THE PROBLEM
Model output storage format for processing, analysis and visualisation.
SCALE
Australia-wide models at 400m.
Call it 10000 x 9500 for simplicity, in pixels.
All models on the same grid and projection.
NUMBER
Over 100, so far, this will probably grow.
FORMAT
Currently geotiff.
DATASETS
Approximately 0.5 TB each.
Stored s3://bucket/folder/time [e.g. when the model was run]
Each model
Each of the 6 below have different data, even if the same variable names.
- 2 44 band outputs that will always be the same - the first set of variables [you could concatenate these, singly or together]
- 1 variable band output from 5 to 30 - a second set of variables - 5 being a subset of the possible 30. [can’t concatenate]
- 2 groups of 44 variable band outputs 3 to 15 - a third set of variables.

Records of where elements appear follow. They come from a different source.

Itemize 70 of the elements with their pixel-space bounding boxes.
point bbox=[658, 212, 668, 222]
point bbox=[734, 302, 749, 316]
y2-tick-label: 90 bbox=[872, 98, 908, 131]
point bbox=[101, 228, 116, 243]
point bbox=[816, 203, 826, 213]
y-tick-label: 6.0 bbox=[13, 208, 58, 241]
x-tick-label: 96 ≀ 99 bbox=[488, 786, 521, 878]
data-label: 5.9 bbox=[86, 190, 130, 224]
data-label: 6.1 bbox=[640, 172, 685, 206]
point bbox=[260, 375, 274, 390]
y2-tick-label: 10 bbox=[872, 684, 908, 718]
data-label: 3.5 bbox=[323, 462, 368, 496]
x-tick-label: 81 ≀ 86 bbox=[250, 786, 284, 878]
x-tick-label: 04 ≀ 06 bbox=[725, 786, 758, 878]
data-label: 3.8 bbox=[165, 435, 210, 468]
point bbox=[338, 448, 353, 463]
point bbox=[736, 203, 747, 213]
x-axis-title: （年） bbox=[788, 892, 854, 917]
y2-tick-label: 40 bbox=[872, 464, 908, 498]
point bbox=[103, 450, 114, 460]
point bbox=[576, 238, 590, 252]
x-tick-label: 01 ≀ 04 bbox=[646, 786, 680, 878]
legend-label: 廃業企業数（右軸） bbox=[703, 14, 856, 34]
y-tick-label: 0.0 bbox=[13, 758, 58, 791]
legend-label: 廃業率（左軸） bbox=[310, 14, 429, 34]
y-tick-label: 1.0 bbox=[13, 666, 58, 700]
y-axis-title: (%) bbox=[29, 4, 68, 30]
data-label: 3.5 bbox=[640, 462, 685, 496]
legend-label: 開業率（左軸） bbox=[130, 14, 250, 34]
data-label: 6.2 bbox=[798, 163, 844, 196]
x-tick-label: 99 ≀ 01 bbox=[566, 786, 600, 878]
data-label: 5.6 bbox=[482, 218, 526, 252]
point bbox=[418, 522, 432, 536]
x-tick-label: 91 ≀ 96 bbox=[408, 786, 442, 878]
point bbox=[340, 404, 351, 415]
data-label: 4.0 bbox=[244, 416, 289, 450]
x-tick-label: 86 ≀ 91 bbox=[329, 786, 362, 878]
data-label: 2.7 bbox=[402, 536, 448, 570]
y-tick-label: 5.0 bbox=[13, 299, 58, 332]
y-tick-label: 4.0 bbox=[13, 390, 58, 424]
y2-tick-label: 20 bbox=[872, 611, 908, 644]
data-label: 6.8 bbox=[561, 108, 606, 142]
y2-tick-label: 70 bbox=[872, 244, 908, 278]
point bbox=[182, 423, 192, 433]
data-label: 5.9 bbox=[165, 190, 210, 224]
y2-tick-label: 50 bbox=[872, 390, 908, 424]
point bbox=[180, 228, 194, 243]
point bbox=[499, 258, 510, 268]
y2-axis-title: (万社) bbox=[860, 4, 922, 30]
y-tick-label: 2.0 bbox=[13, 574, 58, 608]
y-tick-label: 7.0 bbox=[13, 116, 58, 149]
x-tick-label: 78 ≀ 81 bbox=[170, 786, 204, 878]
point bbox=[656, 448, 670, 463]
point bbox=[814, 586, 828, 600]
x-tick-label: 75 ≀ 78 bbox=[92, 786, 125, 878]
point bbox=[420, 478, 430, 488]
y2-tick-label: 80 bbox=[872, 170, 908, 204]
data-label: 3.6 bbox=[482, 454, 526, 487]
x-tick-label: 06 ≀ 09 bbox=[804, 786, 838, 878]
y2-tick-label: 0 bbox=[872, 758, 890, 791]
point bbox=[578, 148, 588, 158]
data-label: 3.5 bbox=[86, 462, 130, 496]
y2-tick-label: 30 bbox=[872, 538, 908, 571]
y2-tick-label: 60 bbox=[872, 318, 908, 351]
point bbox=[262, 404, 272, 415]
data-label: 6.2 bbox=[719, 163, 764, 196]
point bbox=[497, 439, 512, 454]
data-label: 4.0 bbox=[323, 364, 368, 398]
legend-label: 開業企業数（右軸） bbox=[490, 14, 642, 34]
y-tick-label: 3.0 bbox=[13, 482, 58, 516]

Each of the 44 containers is the same name as in 1. [can’t concatenate]
- 1 group of variable band outputs 3 to 15 - a third set of variables. [can’t concatenate]
- 16 variable band output from 5 to 30 - same second set of variables, used in arriving at 1. and 2. [can’t concatenate]

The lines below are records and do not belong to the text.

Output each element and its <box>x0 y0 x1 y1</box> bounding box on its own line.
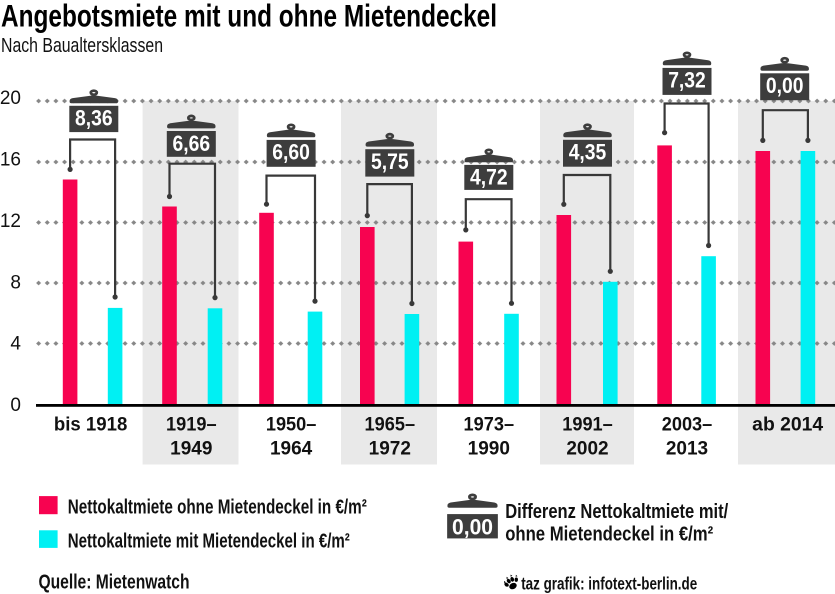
svg-text:Nach Baualtersklassen: Nach Baualtersklassen <box>1 34 163 57</box>
svg-text:1991–: 1991– <box>562 415 613 436</box>
svg-text:1965–: 1965– <box>365 415 416 436</box>
svg-text:2013: 2013 <box>666 439 708 460</box>
svg-text:2003–: 2003– <box>662 415 713 436</box>
svg-text:8,36: 8,36 <box>75 106 113 131</box>
svg-text:4,35: 4,35 <box>569 140 607 165</box>
svg-text:1950–: 1950– <box>266 415 317 436</box>
svg-text:Differenz Nettokaltmiete mit/: Differenz Nettokaltmiete mit/ <box>505 500 728 523</box>
svg-text:0,00: 0,00 <box>766 73 804 98</box>
svg-text:12: 12 <box>0 211 21 232</box>
svg-text:1973–: 1973– <box>464 415 515 436</box>
svg-text:1949: 1949 <box>170 439 212 460</box>
svg-text:0,00: 0,00 <box>452 514 493 539</box>
svg-text:6,60: 6,60 <box>272 140 310 165</box>
svg-text:4: 4 <box>10 333 21 354</box>
svg-text:20: 20 <box>0 88 21 109</box>
svg-text:Nettokaltmiete ohne Mietendeck: Nettokaltmiete ohne Mietendeckel in €/m² <box>68 496 367 519</box>
svg-text:ohne Mietendeckel in €/m²: ohne Mietendeckel in €/m² <box>505 523 713 546</box>
svg-text:5,75: 5,75 <box>371 149 409 174</box>
svg-text:1919–: 1919– <box>166 415 217 436</box>
svg-text:16: 16 <box>0 150 21 171</box>
svg-text:1972: 1972 <box>369 439 411 460</box>
svg-text:2002: 2002 <box>566 439 608 460</box>
svg-text:0: 0 <box>10 395 21 416</box>
svg-text:Nettokaltmiete mit Mietendecke: Nettokaltmiete mit Mietendeckel in €/m² <box>68 529 350 552</box>
svg-text:8: 8 <box>10 272 21 293</box>
svg-text:bis 1918: bis 1918 <box>54 415 128 436</box>
svg-text:1990: 1990 <box>468 439 510 460</box>
svg-text:Angebotsmiete mit und ohne Mie: Angebotsmiete mit und ohne Mietendeckel <box>1 0 497 33</box>
svg-text:1964: 1964 <box>270 439 313 460</box>
svg-text:Quelle: Mietenwatch: Quelle: Mietenwatch <box>39 571 190 594</box>
svg-text:6,66: 6,66 <box>173 131 211 156</box>
svg-text:7,32: 7,32 <box>668 68 706 93</box>
svg-text:ab 2014: ab 2014 <box>752 415 823 436</box>
svg-text:taz grafik: infotext-berlin.de: taz grafik: infotext-berlin.de <box>521 573 697 593</box>
svg-text:4,72: 4,72 <box>470 165 508 190</box>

- 44 x 4 variable band output from 5 to 30 - same second set of variables, with names from 1, used in arriving at 1. and 2. [can’t concatenate]
DOWNSTREAM PRODUCTS
Distributional type reductions - mean, max, etc. for users. Other more esoteric model analysis for me.
QUESTIONS
- What format to convert to
- How to break down
- How to combine - most efficiently/cost effectively and useably.